What is Computer-Using Agent (CUA)?

OpenAI's "Computer-Using Agent" (CUA) is an innovative AI model that can operate computers through graphical user interfaces (GUIs). It has the unprecedented ability to see the screen, click buttons, fill out forms, and navigate menus just like a human user would.

CUA has been released as a research preview called "Operator," allowing users to execute complex computer tasks by simply giving natural language instructions. For example, you could say "Book a flight to New York next week," and Operator would navigate travel websites, search for flights, and complete the booking process.

How CUA Works

CUA processes pixel data from screenshots to understand what's happening on screen and interacts with interfaces like a human would. This eliminates the need for platform-specific APIs to operate various applications. The process is divided into three main steps:

1. Perception

CUA takes screenshots of the computer screen to understand the context of the digital environment. These visual inputs form the foundation for decision-making.

2. Reasoning

Using chain-of-thought reasoning, CUA evaluates its observations and tracks progress across intermediate steps. By analyzing past and current screenshots, the system dynamically adapts to new challenges and unexpected changes.

3. Action

Using a virtual mouse and keyboard, CUA executes tasks like typing, clicking, and scrolling.

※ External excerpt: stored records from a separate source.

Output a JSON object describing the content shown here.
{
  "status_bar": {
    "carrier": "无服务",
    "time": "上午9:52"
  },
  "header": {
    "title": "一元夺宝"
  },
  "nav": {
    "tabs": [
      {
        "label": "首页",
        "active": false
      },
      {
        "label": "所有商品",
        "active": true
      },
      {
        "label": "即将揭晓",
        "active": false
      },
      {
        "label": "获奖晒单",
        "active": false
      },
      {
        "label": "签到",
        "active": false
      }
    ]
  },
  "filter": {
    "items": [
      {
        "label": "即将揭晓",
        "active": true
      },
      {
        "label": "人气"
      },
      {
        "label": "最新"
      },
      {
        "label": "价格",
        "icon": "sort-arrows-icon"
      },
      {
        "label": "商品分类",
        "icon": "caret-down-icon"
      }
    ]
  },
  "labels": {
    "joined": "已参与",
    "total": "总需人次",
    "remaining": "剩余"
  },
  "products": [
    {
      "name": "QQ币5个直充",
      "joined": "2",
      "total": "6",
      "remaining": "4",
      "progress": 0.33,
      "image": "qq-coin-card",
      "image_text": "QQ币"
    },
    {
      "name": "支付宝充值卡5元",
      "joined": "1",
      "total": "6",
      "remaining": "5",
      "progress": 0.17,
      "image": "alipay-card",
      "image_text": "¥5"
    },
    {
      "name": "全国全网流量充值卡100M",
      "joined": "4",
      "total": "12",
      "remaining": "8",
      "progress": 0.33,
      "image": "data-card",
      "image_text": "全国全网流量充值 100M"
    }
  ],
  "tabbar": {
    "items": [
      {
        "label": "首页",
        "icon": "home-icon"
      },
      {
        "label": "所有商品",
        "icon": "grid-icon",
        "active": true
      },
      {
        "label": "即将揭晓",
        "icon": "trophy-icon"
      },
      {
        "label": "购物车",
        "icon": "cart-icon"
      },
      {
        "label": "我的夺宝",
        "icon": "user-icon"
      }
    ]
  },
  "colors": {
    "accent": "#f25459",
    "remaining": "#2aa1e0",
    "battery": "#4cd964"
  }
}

For sensitive tasks, such as handling login credentials or solving CAPTCHA challenges, the system requests user confirmation to ensure security.

This structured workflow allows CUA to navigate complex multi-step tasks and self-correct when encountering errors, making it a powerful tool for digital problem-solving.

CUA's Key Capabilities and Benchmarks

CUA sets new benchmarks in both computer use and browser-based tasks, demonstrating flexibility across different environments. Its performance has been evaluated using platforms like OSWorld, WebArena, and WebVoyager:

  • OSWorld: CUA achieved a 38.1% success rate for general computer-use tasks, far exceeding the previous state-of-the-art (SOTA) result of 22.0%.
  • WebArena: On this benchmark, which simulates real-world tasks in e-commerce and content management, CUA scored 58.1%, outperforming the prior SOTA of 36.2%.
  • WebVoyager: Testing live website interactions (e.g., Amazon, GitHub), CUA matched human performance with an 87% success rate.

These benchmarks highlight CUA's ability to operate effectively across digital environments using a single general interface of screen, mouse, and keyboard. However, there is still room for improvement in more complex scenarios, such as WebArena tasks, where human success rates are higher.

CUA's Advanced Features: Flexibility and Adaptability

One of the most remarkable aspects of CUA is its ability to break tasks into multi-step plans and adapt dynamically when faced with challenges. For example, if a webpage fails to load correctly or a task diverts from the expected path, CUA can adjust its strategy in real-time. This flexibility stems from its integration of GUI perception with structured problem-solving.

CUA Safety Protocols

OpenAI has prioritized safety in the development of CUA, recognizing the risks associated with giving AI systems access to digital environments. Key measures include:

  • User Confirmation: For sensitive actions like handling passwords or personal data, CUA requests explicit user approval.
  • Operator System Card: A detailed system card outlines the safeguards in place, ensuring transparency and accountability.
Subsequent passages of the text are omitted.